“Thanks for coming, Maggie. I’d like to be alone now.” My voice sounds far away.
“I’m not done.” Maggie sits next to me, and puts her hands on my shoulders. “Look at me.”
I do because I don’t have the energy to fight her.
“I came to warn you.” She’s using her calm voice, the one you use on a spooked animal. “Before reporters dig deeper. Lowell isthe headline, but the press loves a side story. If they find out you were sleeping with someone on the task force?—”
I moan, tears rolling down my cheeks.
“Christ! Enya.” Maggie pushes me away. I fall against the backrest with a soft thud.
I close my eyes for a long moment and regroup. I know how to do this. After a lifetime of being treated like crap by my family, I’m an expert at swallowing emotions.
But it’s never been this hard before.
With my father and sister, I see the backhand coming a mile away. But I never expected the knife in the back now, not even in my nightmares.
I take a deep breath and open my eyes, willing the tears away. “No one will care about my ex-boyfriend. No one will find out.”

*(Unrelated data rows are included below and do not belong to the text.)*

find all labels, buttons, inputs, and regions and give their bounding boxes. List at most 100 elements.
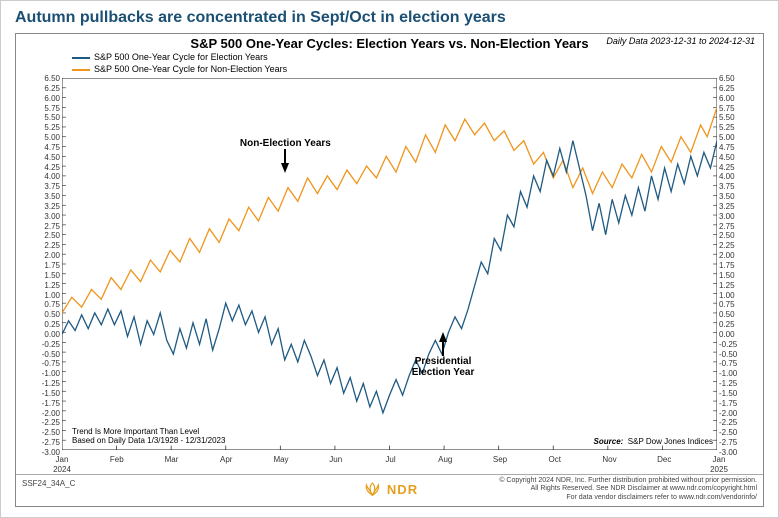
x-tick: Mar bbox=[165, 455, 179, 464]
y-tick-right: 6.00 bbox=[719, 94, 755, 103]
y-tick-left: 6.25 bbox=[24, 84, 60, 93]
y-tick-right: 2.50 bbox=[719, 231, 755, 240]
y-tick-right: 5.00 bbox=[719, 133, 755, 142]
x-year-start: 2024 bbox=[53, 465, 71, 474]
y-tick-left: 5.75 bbox=[24, 104, 60, 113]
y-tick-left: 3.75 bbox=[24, 182, 60, 191]
source-label: Source: bbox=[594, 437, 624, 446]
date-range: Daily Data 2023-12-31 to 2024-12-31 bbox=[606, 36, 755, 46]
annotation-1: PresidentialElection Year bbox=[393, 332, 493, 378]
y-tick-left: 5.00 bbox=[24, 133, 60, 142]
y-tick-right: -1.25 bbox=[719, 379, 755, 388]
legend-swatch-nonelection bbox=[72, 69, 90, 71]
y-tick-left: -0.25 bbox=[24, 340, 60, 349]
x-tick: Jan bbox=[56, 455, 69, 464]
y-tick-right: -0.25 bbox=[719, 340, 755, 349]
y-tick-left: 3.00 bbox=[24, 212, 60, 221]
source: Source: S&P Dow Jones Indices bbox=[594, 437, 713, 446]
y-tick-left: -2.75 bbox=[24, 438, 60, 447]
y-tick-right: 2.00 bbox=[719, 251, 755, 260]
y-tick-right: -1.50 bbox=[719, 389, 755, 398]
y-tick-right: 6.25 bbox=[719, 84, 755, 93]
footer-copyright: © Copyright 2024 NDR, Inc. Further distr… bbox=[499, 477, 757, 485]
trend-note: Trend Is More Important Than Level Based… bbox=[72, 427, 225, 446]
y-tick-right: 3.75 bbox=[719, 182, 755, 191]
footer-vendor: For data vendor disclaimers refer to www… bbox=[499, 494, 757, 502]
footer-logo: NDR bbox=[361, 481, 418, 497]
x-year-end: 2025 bbox=[710, 465, 728, 474]
x-tick: Jul bbox=[385, 455, 395, 464]
y-tick-left: -1.50 bbox=[24, 389, 60, 398]
y-tick-left: -1.00 bbox=[24, 369, 60, 378]
y-tick-left: 2.25 bbox=[24, 241, 60, 250]
y-tick-right: -1.00 bbox=[719, 369, 755, 378]
y-tick-right: -0.50 bbox=[719, 350, 755, 359]
y-tick-right: -2.75 bbox=[719, 438, 755, 447]
y-tick-left: 4.00 bbox=[24, 172, 60, 181]
y-tick-left: 0.00 bbox=[24, 330, 60, 339]
y-tick-right: 1.00 bbox=[719, 291, 755, 300]
y-tick-left: -2.25 bbox=[24, 418, 60, 427]
y-tick-right: 1.50 bbox=[719, 271, 755, 280]
legend-row-election: S&P 500 One-Year Cycle for Election Year… bbox=[72, 52, 287, 64]
y-tick-right: 3.25 bbox=[719, 202, 755, 211]
trend-line2: Based on Daily Data 1/3/1928 - 12/31/202… bbox=[72, 436, 225, 446]
y-tick-right: 6.50 bbox=[719, 74, 755, 83]
x-tick: Jan bbox=[713, 455, 726, 464]
legend: S&P 500 One-Year Cycle for Election Year… bbox=[72, 52, 287, 75]
y-tick-right: 2.75 bbox=[719, 222, 755, 231]
y-tick-right: 0.00 bbox=[719, 330, 755, 339]
legend-swatch-election bbox=[72, 57, 90, 59]
legend-row-nonelection: S&P 500 One-Year Cycle for Non-Election … bbox=[72, 64, 287, 76]
chart-card: S&P 500 One-Year Cycles: Election Years … bbox=[15, 33, 764, 507]
y-tick-right: 5.25 bbox=[719, 123, 755, 132]
y-tick-left: 1.00 bbox=[24, 291, 60, 300]
y-tick-left: 0.25 bbox=[24, 320, 60, 329]
y-tick-right: 3.00 bbox=[719, 212, 755, 221]
y-tick-right: -2.00 bbox=[719, 409, 755, 418]
x-tick: May bbox=[273, 455, 288, 464]
y-tick-right: 0.50 bbox=[719, 310, 755, 319]
y-tick-left: -2.50 bbox=[24, 428, 60, 437]
footer-copy: © Copyright 2024 NDR, Inc. Further distr… bbox=[499, 477, 757, 502]
x-tick: Dec bbox=[657, 455, 671, 464]
x-tick: Sep bbox=[493, 455, 507, 464]
y-tick-left: 1.50 bbox=[24, 271, 60, 280]
legend-label-election: S&P 500 One-Year Cycle for Election Year… bbox=[94, 52, 268, 64]
y-tick-left: 2.75 bbox=[24, 222, 60, 231]
y-tick-right: 0.75 bbox=[719, 300, 755, 309]
y-tick-left: 0.50 bbox=[24, 310, 60, 319]
y-tick-right: 5.50 bbox=[719, 113, 755, 122]
plot-area bbox=[62, 78, 717, 450]
y-tick-right: 2.25 bbox=[719, 241, 755, 250]
y-tick-left: 1.25 bbox=[24, 281, 60, 290]
y-tick-right: 0.25 bbox=[719, 320, 755, 329]
y-tick-right: 4.00 bbox=[719, 172, 755, 181]
x-tick: Aug bbox=[438, 455, 452, 464]
footer-rights: All Rights Reserved. See NDR Disclaimer … bbox=[499, 485, 757, 493]
annotation-0: Non-Election Years bbox=[235, 138, 335, 173]
y-tick-left: 6.50 bbox=[24, 74, 60, 83]
y-tick-right: -1.75 bbox=[719, 399, 755, 408]
y-tick-left: 2.50 bbox=[24, 231, 60, 240]
y-tick-right: 5.75 bbox=[719, 104, 755, 113]
y-tick-right: 4.25 bbox=[719, 163, 755, 172]
y-tick-left: 0.75 bbox=[24, 300, 60, 309]
y-tick-left: -0.75 bbox=[24, 359, 60, 368]
y-tick-right: 4.50 bbox=[719, 153, 755, 162]
page-title: Autumn pullbacks are concentrated in Sep… bbox=[1, 1, 778, 31]
y-tick-left: 2.00 bbox=[24, 251, 60, 260]
x-tick: Apr bbox=[220, 455, 232, 464]
y-tick-left: 5.50 bbox=[24, 113, 60, 122]
ndr-lotus-icon bbox=[361, 481, 383, 497]
plot-svg bbox=[62, 78, 717, 450]
y-tick-left: 4.50 bbox=[24, 153, 60, 162]
y-tick-left: 3.25 bbox=[24, 202, 60, 211]
trend-line1: Trend Is More Important Than Level bbox=[72, 427, 225, 437]
legend-label-nonelection: S&P 500 One-Year Cycle for Non-Election … bbox=[94, 64, 287, 76]
y-tick-left: 6.00 bbox=[24, 94, 60, 103]
footer-logo-text: NDR bbox=[387, 482, 418, 497]
y-tick-right: -0.75 bbox=[719, 359, 755, 368]
x-tick: Feb bbox=[110, 455, 124, 464]
y-tick-left: 5.25 bbox=[24, 123, 60, 132]
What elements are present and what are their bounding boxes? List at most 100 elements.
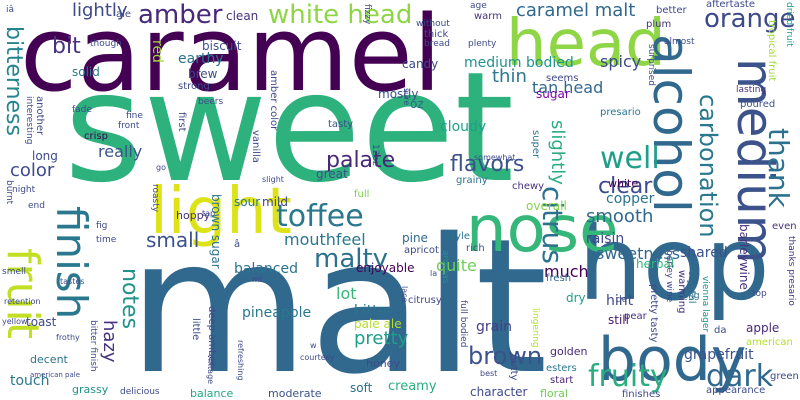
word-touch: touch: [10, 373, 50, 389]
word-malt: malt: [128, 198, 548, 400]
word-aftertaste: aftertaste: [706, 0, 755, 10]
word-balanced: balanced: [234, 261, 299, 277]
word-aromas: aromas: [440, 250, 450, 284]
word-plenty: plenty: [468, 39, 497, 49]
word-refreshing: refreshing: [236, 340, 245, 381]
word-hop: hop: [578, 205, 770, 324]
word-appearance: appearance: [706, 385, 766, 396]
word-ale: ale: [116, 9, 132, 20]
word-bitter-finish: bitter finish: [88, 320, 98, 372]
word-much: much: [544, 262, 589, 281]
word-lightly: lightly: [72, 0, 128, 21]
word-ml: ml: [252, 275, 263, 284]
word-grassy: grassy: [72, 383, 109, 396]
word-fade: fade: [72, 105, 92, 115]
word-lot: lot: [336, 284, 357, 303]
word-nutty: nutty: [508, 354, 519, 381]
word-enjoyable: enjoyable: [356, 261, 415, 275]
word-finishes: finishes: [622, 389, 661, 400]
word-beers: beers: [198, 97, 224, 107]
word-plum: plum: [646, 19, 672, 30]
word-barleywine: barleywine: [737, 224, 751, 290]
word-without: without: [416, 19, 450, 29]
word-apple: apple: [746, 321, 780, 335]
word-end: end: [28, 201, 45, 211]
word-age: age: [470, 1, 487, 11]
word-earthy: earthy: [178, 51, 224, 67]
word-citrusy: citrusy: [408, 295, 442, 306]
word-character: character: [470, 385, 528, 399]
word-american-pale: american pale: [30, 371, 81, 379]
word-even: even: [772, 221, 797, 232]
word-carbonation: carbonation: [694, 94, 722, 238]
word-barley-wine: barley wine: [664, 250, 674, 303]
word-slightly: slightly: [547, 120, 568, 185]
word-light: light: [150, 175, 292, 249]
word-creamy: creamy: [388, 379, 437, 394]
word-caramel: caramel: [20, 0, 442, 115]
word-fruity: fruity: [588, 359, 668, 394]
word-pear: pear: [624, 311, 647, 322]
word-bitterness: bitterness: [1, 26, 26, 136]
word-lace: lace: [400, 286, 409, 303]
word-ring: ring: [682, 291, 700, 301]
word-finish: finish: [47, 206, 96, 320]
word-american: american: [746, 337, 793, 348]
word-sugar: sugar: [536, 87, 570, 101]
word-dried-fruit: dried fruit: [784, 2, 794, 47]
word-notes: notes: [117, 268, 142, 330]
word-tropical-fruit: tropical fruit: [766, 20, 777, 82]
word-medium: medium: [726, 58, 784, 264]
word-small: small: [146, 228, 200, 252]
word-shared: shared: [680, 245, 728, 261]
word-delicious: delicious: [120, 387, 160, 397]
word-clear: clear: [598, 174, 653, 199]
word-mouthfeel: mouthfeel: [284, 230, 366, 249]
word-citrus: citrus: [536, 186, 569, 264]
word-super: super: [530, 130, 541, 159]
word-full: full: [354, 189, 370, 200]
word-palate: palate: [326, 148, 396, 173]
word-apricot: apricot: [404, 245, 439, 256]
word-quite: quite: [436, 256, 477, 275]
word-top: top: [752, 289, 767, 299]
word-well: well: [600, 141, 660, 176]
word-pineapple: pineapple: [242, 305, 312, 321]
word-retention: retention: [4, 297, 41, 306]
word-pretty: pretty: [354, 328, 409, 349]
word-de: de: [616, 295, 628, 305]
word-color: color: [10, 160, 55, 181]
word-brown: brown: [468, 342, 543, 370]
word-brown-sugar: brown sugar: [209, 194, 223, 269]
word-crisp: crisp: [84, 131, 108, 142]
word-start: start: [550, 375, 574, 386]
word-tan-head: tan head: [532, 78, 604, 97]
word-honey: honey: [366, 357, 400, 370]
word-overall: overall: [526, 199, 567, 213]
word-warming: warming: [676, 270, 687, 314]
word-amber-color: amber color: [268, 70, 279, 131]
word-tastes: tastes: [60, 277, 85, 286]
word-sweetness: sweetness: [596, 244, 681, 263]
word-roasty: roasty: [150, 184, 160, 213]
word-burnt: burnt: [4, 180, 14, 205]
word-sweet: sweet: [64, 39, 515, 216]
word-toffee: toffee: [276, 199, 364, 234]
word-better: better: [656, 5, 687, 16]
word-another: another: [34, 96, 45, 136]
word-deep-amber: deep amber: [206, 306, 217, 367]
word-style: style: [446, 231, 470, 242]
word-night: night: [12, 185, 36, 195]
word-interesting: interesting: [24, 96, 34, 145]
word-da: da: [714, 325, 727, 336]
word-somewhat: somewhat: [474, 153, 516, 162]
word-bit: bit: [52, 34, 81, 59]
word-grapefruit: grapefruit: [684, 347, 754, 363]
word-a-circumflex: â: [234, 239, 241, 250]
word-thin: thin: [492, 66, 527, 87]
word-front: front: [118, 121, 140, 131]
word-full-bodied: full bodied: [458, 300, 468, 348]
word-golden: golden: [550, 345, 588, 358]
word-fresh: fresh: [546, 273, 572, 284]
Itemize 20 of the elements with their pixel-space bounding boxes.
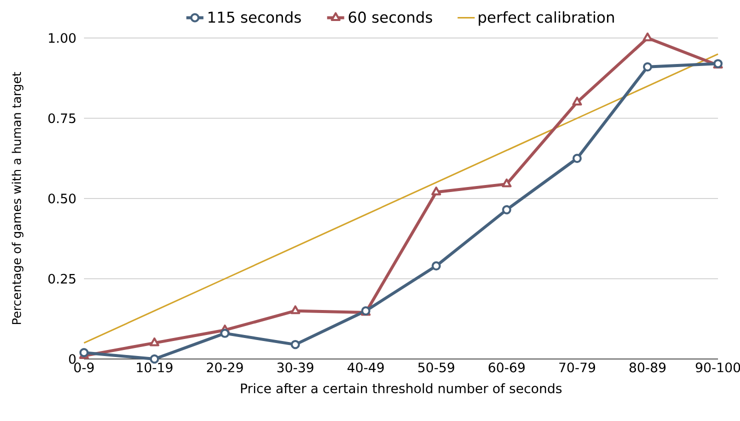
x-tick-label: 40-49 xyxy=(348,362,384,372)
x-tick-label: 0-9 xyxy=(74,362,94,372)
x-tick-label: 50-59 xyxy=(418,362,454,372)
x-axis-title: Price after a certain threshold number of seconds xyxy=(241,383,562,394)
x-tick-label: 20-29 xyxy=(206,362,243,372)
x-tick-label: 80-89 xyxy=(630,362,666,372)
x-tick-label: 90-100 xyxy=(696,362,740,372)
x-tick-label: 30-39 xyxy=(277,362,314,372)
legend-label: 115 seconds xyxy=(208,11,301,23)
y-tick-label: 0.25 xyxy=(48,274,76,284)
y-tick-label: 0 xyxy=(69,354,76,364)
y-axis-title: Percentage of games with a human target xyxy=(12,72,24,324)
legend-label: perfect calibration xyxy=(478,11,614,26)
x-tick-label: 70-79 xyxy=(559,362,596,372)
x-tick-label: 10-19 xyxy=(136,362,172,372)
legend-label: 60 seconds xyxy=(348,11,432,23)
x-tick-label: 60-69 xyxy=(488,362,525,372)
y-tick-label: 0.50 xyxy=(48,194,76,204)
y-tick-label: 0.75 xyxy=(48,113,76,124)
y-tick-label: 1.00 xyxy=(48,33,76,43)
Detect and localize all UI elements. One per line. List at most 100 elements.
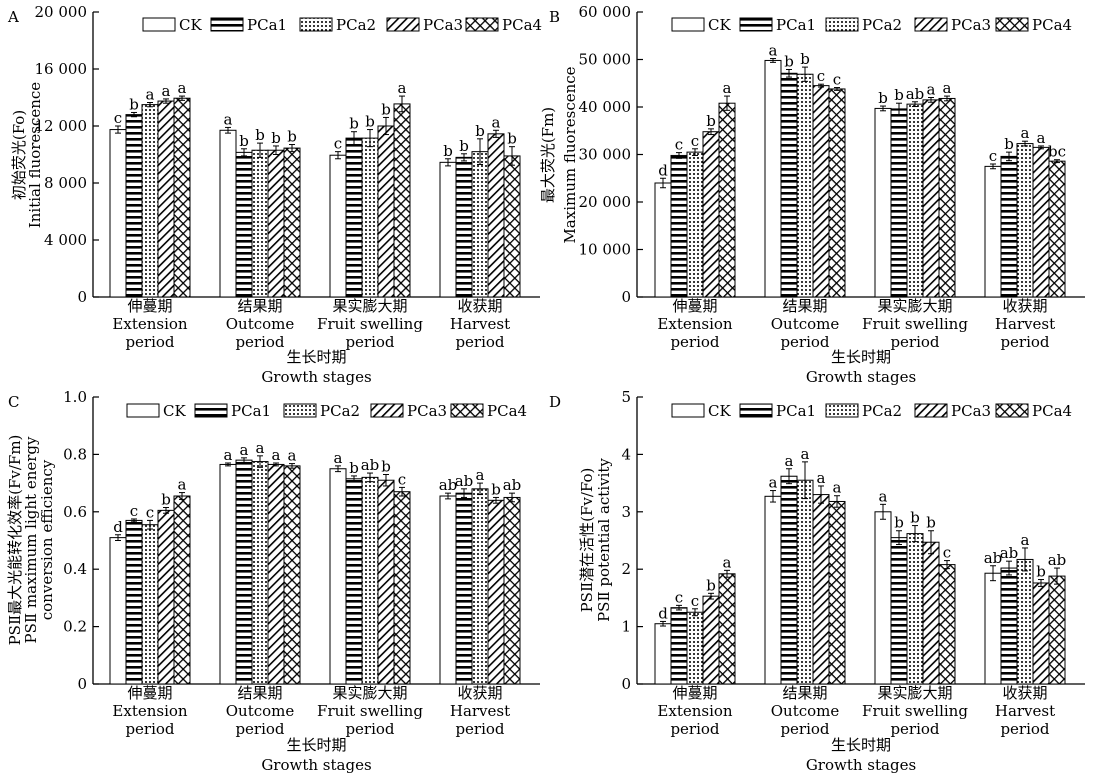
x-tick-label-en: Harvest [995,702,1055,720]
bar-pca1 [780,475,798,685]
x-tick-label-en: Harvest [450,702,510,720]
bar-pca3 [922,99,940,298]
x-tick-label-en: Outcome [771,702,840,720]
bar-pca3 [377,125,395,298]
y-tick-label: 0.2 [63,618,87,636]
bar-pca3 [487,133,505,298]
x-tick-label-en: period [125,720,174,738]
x-tick-label-zh: 收获期 [1002,684,1047,702]
significance-letter: a [1037,129,1046,147]
significance-letter: b [784,52,794,70]
legend-label: CK [708,16,731,34]
y-tick-label: 50 000 [579,51,632,69]
significance-letter: c [833,71,841,89]
bar-pca2 [686,151,704,298]
x-tick-label-en: period [1000,720,1049,738]
legend-label: PCa1 [776,16,816,34]
significance-letter: a [943,79,952,97]
y-tick-label: 8 000 [44,174,87,192]
legend-label: PCa3 [423,16,463,34]
x-tick-label-en: period [890,720,939,738]
significance-letter: c [675,588,683,606]
legend-label: CK [708,402,731,420]
significance-letter: a [178,79,187,97]
bar-pca4 [1048,160,1066,298]
significance-letter: a [879,487,888,505]
bar-pca3 [267,463,285,685]
bar-pca4 [173,97,191,298]
x-tick-label-zh: 伸蔓期 [672,297,717,315]
significance-letter: a [398,79,407,97]
significance-letter: b [365,113,375,131]
significance-letter: c [817,67,825,85]
legend-label: CK [163,402,186,420]
y-tick-label: 1.0 [63,388,87,406]
significance-letter: ab [906,85,925,103]
bar-pca1 [345,478,363,685]
bar-ck [329,154,347,298]
y-tick-label: 16 000 [35,60,88,78]
bar-pca4 [503,155,521,298]
legend-swatch-pca1 [739,403,773,418]
bar-pca4 [393,103,411,298]
x-tick-label-zh: 果实膨大期 [332,297,407,315]
bar-ck [764,59,782,298]
significance-letter: c [675,136,683,154]
x-tick-label-en: Outcome [226,315,295,333]
bar-ck [219,129,237,298]
x-tick-label-en: period [345,720,394,738]
bar-pca3 [157,100,175,298]
x-tick-label-zh: 收获期 [457,684,502,702]
bar-pca2 [471,488,489,685]
bar-pca2 [796,479,814,685]
y-tick-label: 10 000 [579,241,632,259]
bar-pca1 [125,114,143,298]
legend-swatch-pca3 [370,403,404,418]
y-axis-label: PSⅡ最大光能转化效率(Fv/Fm) [6,435,24,646]
y-tick-label: 0 [621,675,631,693]
bar-pca4 [828,500,846,685]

She scoffs. “This is D.C,” she repeated, “everyone knows everything. People know who you’re fucking before you do.”
My cheeks burn. Shame and grief twist together, choking me.
Just a week ago, I thought Nick would propose once he was back from Paris because of how he was looking at me, talking to me, telling me he loved me, and asking me to accept a dinner invitation from my father so he could speak to him. I thought he was going to ask Daddy for permission to ask for my hand, as they do in the old movies.
Lowell had been there at that dinner, along with a senator and an ambassador.
Nick had spent most of the evening talking to Lowell. At the time, I took it as proof that he wasn’t using me to climb the political ladders of D.C.—because if that were his aim, he would’ve been charming senators, ingratiating himself with my father.
I told myself he was paying attention to Lowell because I’d once mentioned I’d gone on a date or two with him years ago. I thought Nick was jealous. I was absurdly flattered by it.
Now I know the truth.
He was talking to Lowell because he intended to arrest him.
And that’s the part I can’t reconcile—if he already had what he needed, if the outcome was inevitable, then why did he come home with me that night? Why did he touch me the way he did? Why did he kiss my skin like he was starving, hold me like I was precious, make love to me like I was the most beautiful, cherished woman in the world—if it was all a lie?
“Look, I know this is a blow, but if he comes around, you need to?—"
A hollow laugh escapes me. “If what you’re saying is true, do you really think he’s going to show his face to me again?”
I’ll never see him again. That realization crushes me. It also makes me feel pathetic because, even now, a large part of me is in denial. Hoping against hope, he’s going to walk through that door, since he has a key to the apartment, and say he’s back and here’s a diamond ring he got me from Paris.
It’s an antique, baby, full of history—so we can build a future and memories as a family.
“You’re probably right.” Maggie shrugs. “Cut your losses. Stay away from him.” Then, softer—but barely audible, she adds, “I’m trying to protect you.”
I shake my head. “No, Maggie, you’re protecting Daddy and yourself.”
She freezes for half a beat—maybe recognizing the truth—but it passes. Maggie is a pragmatist.
She straightens. “If he reaches out to you, tell me. Someone from DOJ will probably want a statement.”
That jolts me. “From me? Why?”
“Because they talked to me not two hours ago,” she snaps, frustration bubbling up. “Daddy briefed me. I’m briefing you. Just tell them the truth.”
She gets up and walks brusquely to my front door. She turns around before opening it to pin me with a stare. “Enya, I hope this teaches you not to trust the first man who smiles at you.”